The origins of the internet can be traced to more than six decades ago when researchers started to explore the potential of packet switching. In time a series of standards surfaced, and they were used for the creation of the ARPANET in 1969. As for the cloud storage, invented much later, Google Drive is one of the best options that we have.
Cloud Storage Is A Popular Method To Store Files
In 1982 the world was revolutionized by the implementation of the Internet Protocol Suite (TCP/IP), which contributed to the spread of the new technology around the globe. As the technology was adopted at an intercontinental level, commercial services and platforms have surfaced.
Millions of people from all over the world use the internet to perform a variety of tasks. One of the most popular abilities that are currently available allows users to store valuable files into the cloud, intending to keep them safe.
Traditional data storage methods can be useful, but most of them tend to be vulnerable in front of a variety of factors. For example, it may be convenient to store data on a DVD, but if the readable surface of the disk is scratched, it is no longer usable.

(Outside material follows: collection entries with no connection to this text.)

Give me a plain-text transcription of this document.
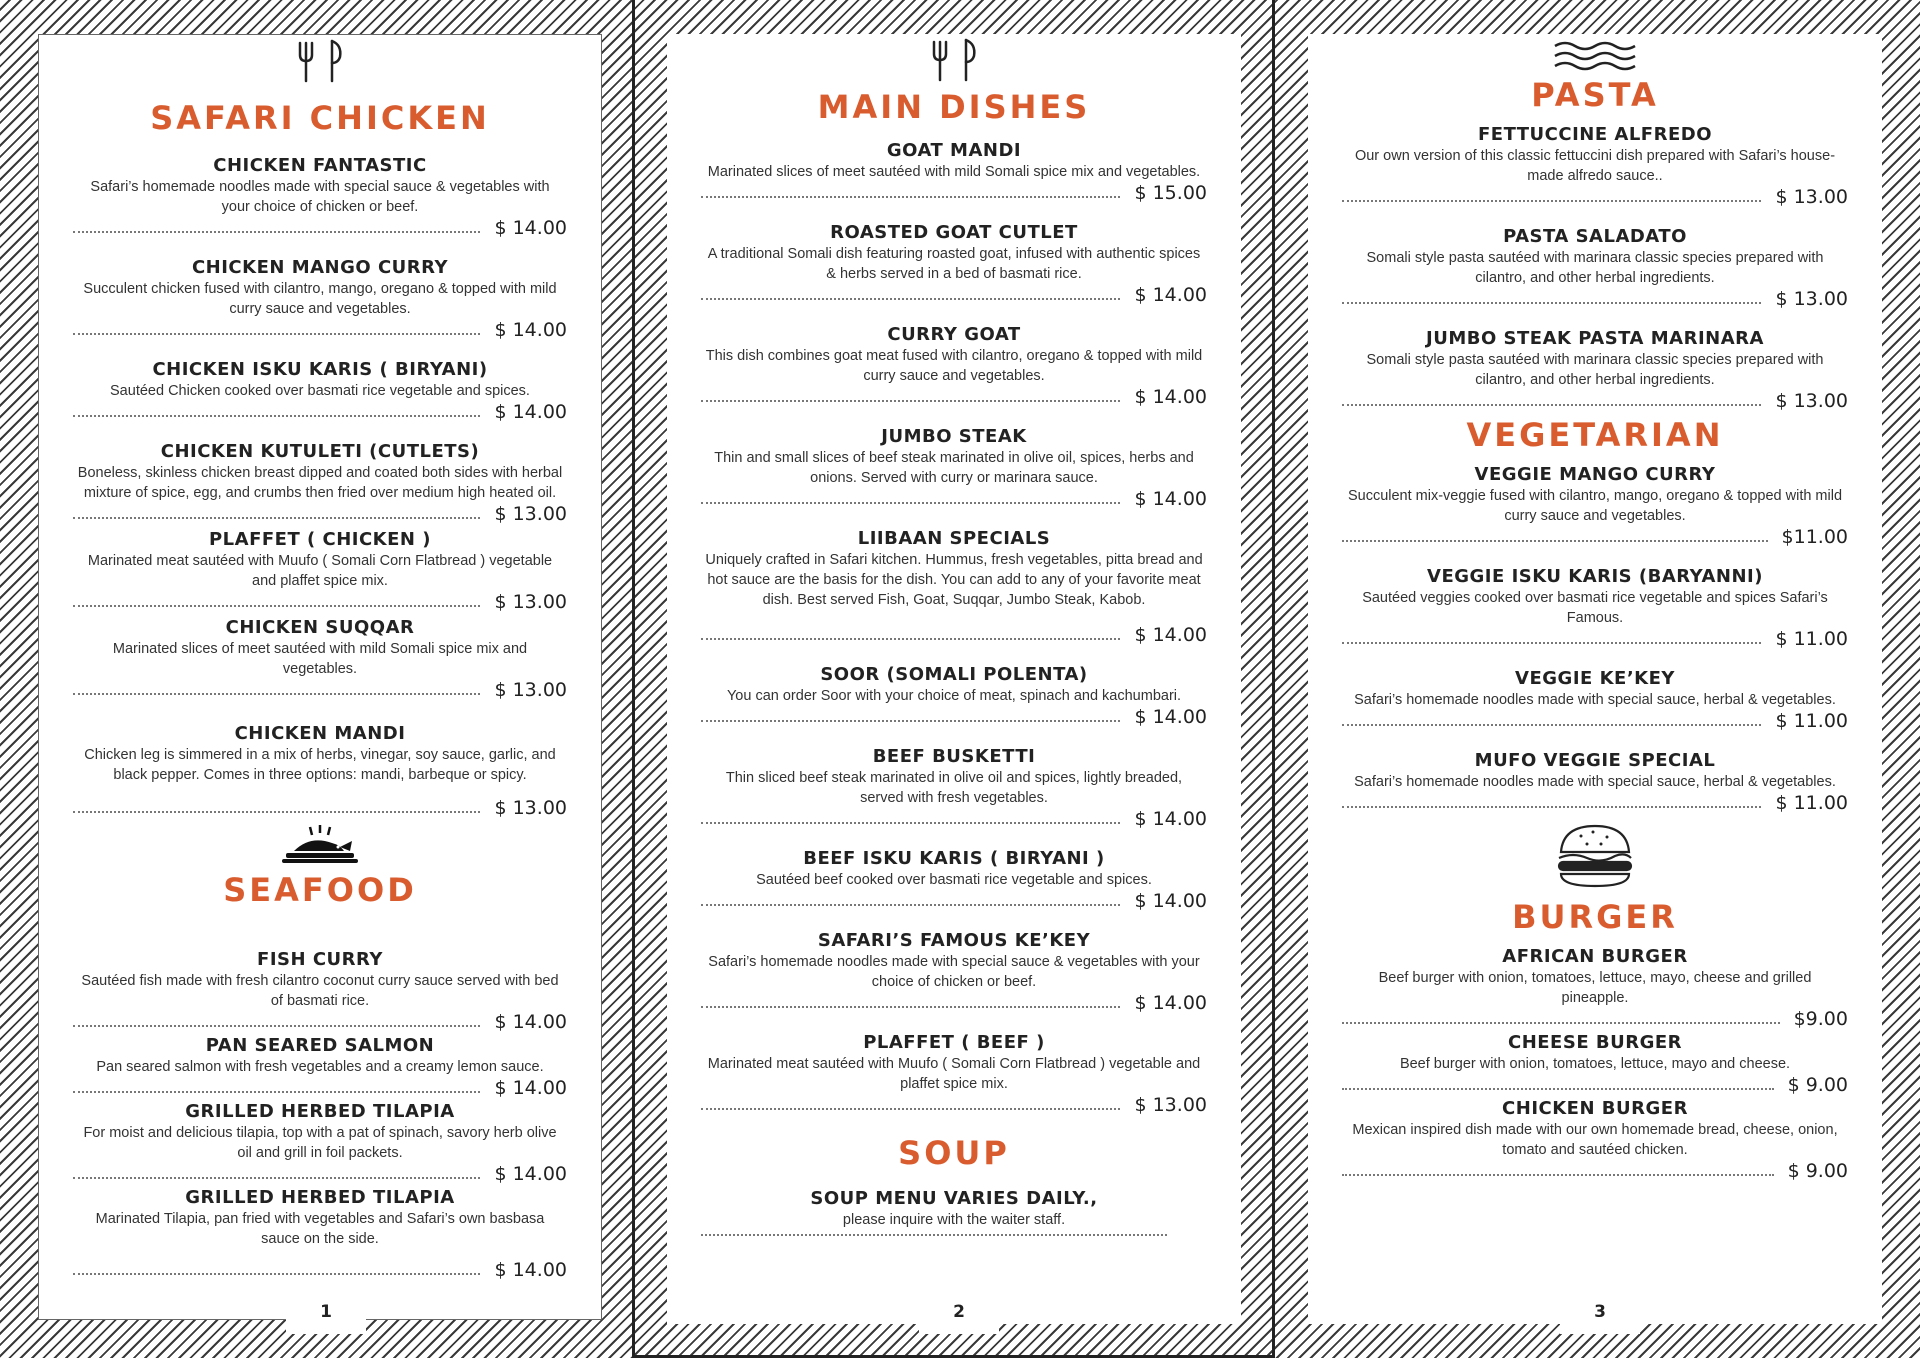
SAFARI CHICKEN
CHICKEN FANTASTIC
Safari’s homemade noodles made with special sauce & vegetables with your choice of chicken or beef.
$ 14.00
CHICKEN MANGO CURRY
Succulent chicken fused with cilantro, mango, oregano & topped with mild curry sauce and vegetables.
$ 14.00
CHICKEN ISKU KARIS ( BIRYANI)
Sautéed Chicken cooked over basmati rice vegetable and spices.
$ 14.00
CHICKEN KUTULETI (CUTLETS)
Boneless, skinless chicken breast dipped and coated both sides with herbal mixture of spice, egg, and crumbs then fried over medium high heated oil.
$ 13.00
PLAFFET ( CHICKEN )
Marinated meat sautéed with Muufo ( Somali Corn Flatbread ) vegetable and plaffet spice mix.
$ 13.00
CHICKEN SUQQAR
Marinated slices of meet sautéed with mild Somali spice mix and vegetables.
$ 13.00
CHICKEN MANDI
Chicken leg is simmered in a mix of herbs, vinegar, soy sauce, garlic, and black pepper. Comes in three options: mandi, barbeque or spicy.
$ 13.00
SEAFOOD
FISH CURRY
Sautéed fish made with fresh cilantro coconut curry sauce served with bed of basmati rice.
$ 14.00
PAN SEARED SALMON
Pan seared salmon with fresh vegetables and a creamy lemon sauce.
$ 14.00
GRILLED HERBED TILAPIA
For moist and delicious tilapia, top with a pat of spinach, savory herb olive oil and grill in foil packets.
$ 14.00
GRILLED HERBED TILAPIA
Marinated Tilapia, pan fried with vegetables and Safari’s own basbasa sauce on the side.
$ 14.00
MAIN DISHES
GOAT MANDI
Marinated slices of meet sautéed with mild Somali spice mix and vegetables.
$ 15.00
ROASTED GOAT CUTLET
A traditional Somali dish featuring roasted goat, infused with authentic spices & herbs served in a bed of basmati rice.
$ 14.00
CURRY GOAT
This dish combines goat meat fused with cilantro, oregano & topped with mild curry sauce and vegetables.
$ 14.00
JUMBO STEAK
Thin and small slices of beef steak marinated in olive oil, spices, herbs and onions. Served with curry or marinara sauce.
$ 14.00
LIIBAAN SPECIALS
Uniquely crafted in Safari kitchen. Hummus, fresh vegetables, pitta bread and hot sauce are the basis for the dish. You can add to any of your favorite meat dish. Best served Fish, Goat, Suqqar, Jumbo Steak, Kabob.
$ 14.00
SOOR (SOMALI POLENTA)
You can order Soor with your choice of meat, spinach and kachumbari.
$ 14.00
BEEF BUSKETTI
Thin sliced beef steak marinated in olive oil and spices, lightly breaded, served with fresh vegetables.
$ 14.00
BEEF ISKU KARIS ( BIRYANI )
Sautéed beef cooked over basmati rice vegetable and spices.
$ 14.00
SAFARI’S FAMOUS KE’KEY
Safari’s homemade noodles made with special sauce & vegetables with your choice of chicken or beef.
$ 14.00
PLAFFET ( BEEF )
Marinated meat sautéed with Muufo ( Somali Corn Flatbread ) vegetable and plaffet spice mix.
$ 13.00
SOUP
SOUP MENU VARIES DAILY.,
please inquire with the waiter staff.
PASTA
FETTUCCINE ALFREDO
Our own version of this classic fettuccini dish prepared with Safari’s house- made alfredo sauce..
$ 13.00
PASTA SALADATO
Somali style pasta sautéed with marinara classic species prepared with cilantro, and other herbal ingredients.
$ 13.00
JUMBO STEAK PASTA MARINARA
Somali style pasta sautéed with marinara classic species prepared with cilantro, and other herbal ingredients.
$ 13.00
VEGETARIAN
VEGGIE MANGO CURRY
Succulent mix-veggie fused with cilantro, mango, oregano & topped with mild curry sauce and vegetables.
$11.00
VEGGIE ISKU KARIS (BARYANNI)
Sautéed veggies cooked over basmati rice vegetable and spices Safari’s Famous.
$ 11.00
VEGGIE KE’KEY
Safari’s homemade noodles made with special sauce, herbal & vegetables.
$ 11.00
MUFO VEGGIE SPECIAL
Safari’s homemade noodles made with special sauce, herbal & vegetables.
$ 11.00
BURGER
AFRICAN BURGER
Beef burger with onion, tomatoes, lettuce, mayo, cheese and grilled pineapple.
$9.00
CHEESE BURGER
Beef burger with onion, tomatoes, lettuce, mayo and cheese.
$ 9.00
CHICKEN BURGER
Mexican inspired dish made with our own homemade bread, cheese, onion, tomato and sautéed chicken.
$ 9.00
1	2	3
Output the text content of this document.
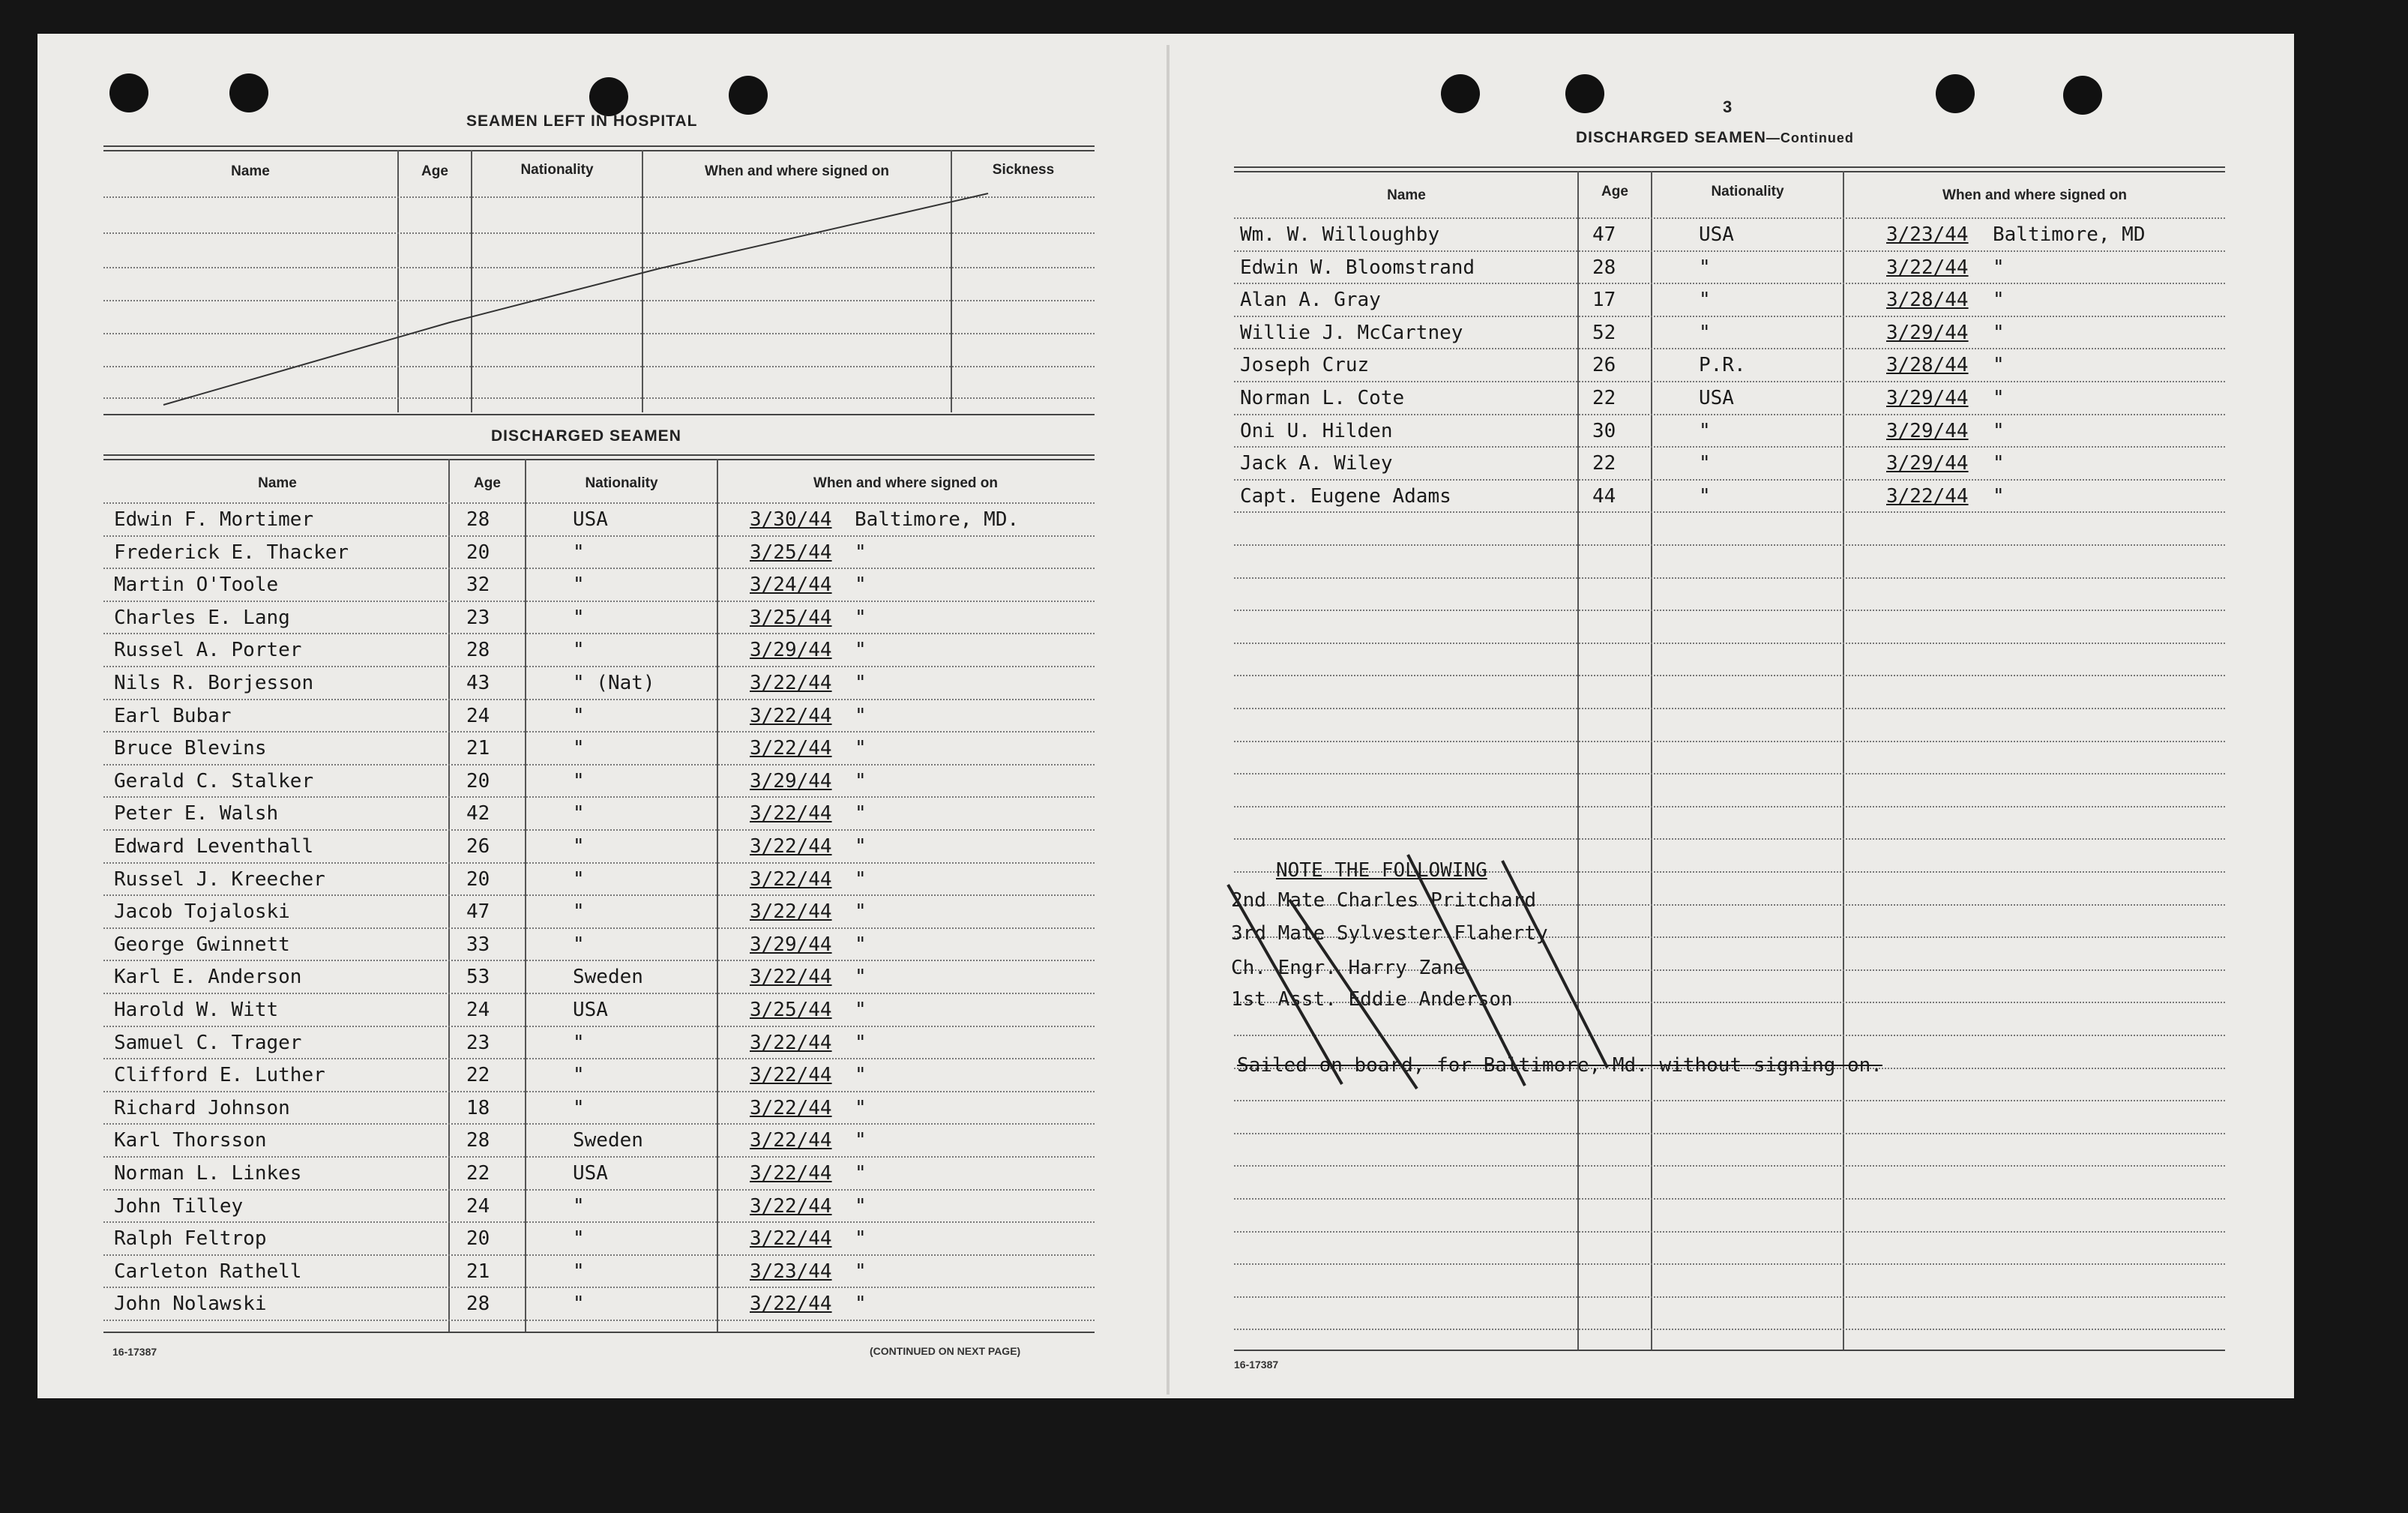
SEAMEN LEFT IN HOSPITAL
Name	Age	Nationality	When and where signed on	Sickness
DISCHARGED SEAMEN
Name	Age	Nationality	When and where signed on
Edwin F. Mortimer	28	USA	3/30/44 Baltimore, MD.
Frederick E. Thacker	20	"	3/25/44 "
Martin O'Toole	32	"	3/24/44 "
Charles E. Lang	23	"	3/25/44 "
Russel A. Porter	28	"	3/29/44 "
Nils R. Borjesson	43	" (Nat)	3/22/44 "
Earl Bubar	24	"	3/22/44 "
Bruce Blevins	21	"	3/22/44 "
Gerald C. Stalker	20	"	3/29/44 "
Peter E. Walsh	42	"	3/22/44 "
Edward Leventhall	26	"	3/22/44 "
Russel J. Kreecher	20	"	3/22/44 "
Jacob Tojaloski	47	"	3/22/44 "
George Gwinnett	33	"	3/29/44 "
Karl E. Anderson	53	Sweden	3/22/44 "
Harold W. Witt	24	USA	3/25/44 "
Samuel C. Trager	23	"	3/22/44 "
Clifford E. Luther	22	"	3/22/44 "
Richard Johnson	18	"	3/22/44 "
Karl Thorsson	28	Sweden	3/22/44 "
Norman L. Linkes	22	USA	3/22/44 "
John Tilley	24	"	3/22/44 "
Ralph Feltrop	20	"	3/22/44 "
Carleton Rathell	21	"	3/23/44 "
John Nolawski	28	"	3/22/44 "
16-17387	(CONTINUED ON NEXT PAGE)
3
DISCHARGED SEAMEN—Continued
Name	Age	Nationality	When and where signed on
Wm. W. Willoughby	47	USA	3/23/44 Baltimore, MD
Edwin W. Bloomstrand	28	"	3/22/44 "
Alan A. Gray	17	"	3/28/44 "
Willie J. McCartney	52	"	3/29/44 "
Joseph Cruz	26	P.R.	3/28/44 "
Norman L. Cote	22	USA	3/29/44 "
Oni U. Hilden	30	"	3/29/44 "
Jack A. Wiley	22	"	3/29/44 "
Capt. Eugene Adams	44	"	3/22/44 "
NOTE THE FOLLOWING
2nd Mate Charles Pritchard
3rd Mate Sylvester Flaherty
Ch. Engr. Harry Zane
1st Asst. Eddie Anderson
Sailed on board, for Baltimore, Md. without signing on.
16-17387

Some prefer to store large amounts of data on HDDs, but they have to be kept in a controlled environment.
Google Drive Update Brings Several Improvements
Google Drive is an excellent cloud storage service that offers the ability to keep files safe while also having the option to access them from a variety of devices.
The clean and straightforward user interface is easy to understand, even for those who aren’t tech-savvy. A handy search bar will offer the option to find files by merely looking for their name or content type. It is also convenient to organize files into specific folders that can be shared seamlessly with others.
A handy scanner feature will be quite useful when you need to share a printed document with friends or colleagues. The latest update, Google Drive 2.20.061.04, comes with new performance enhancements and improvements, as well as with some security patches.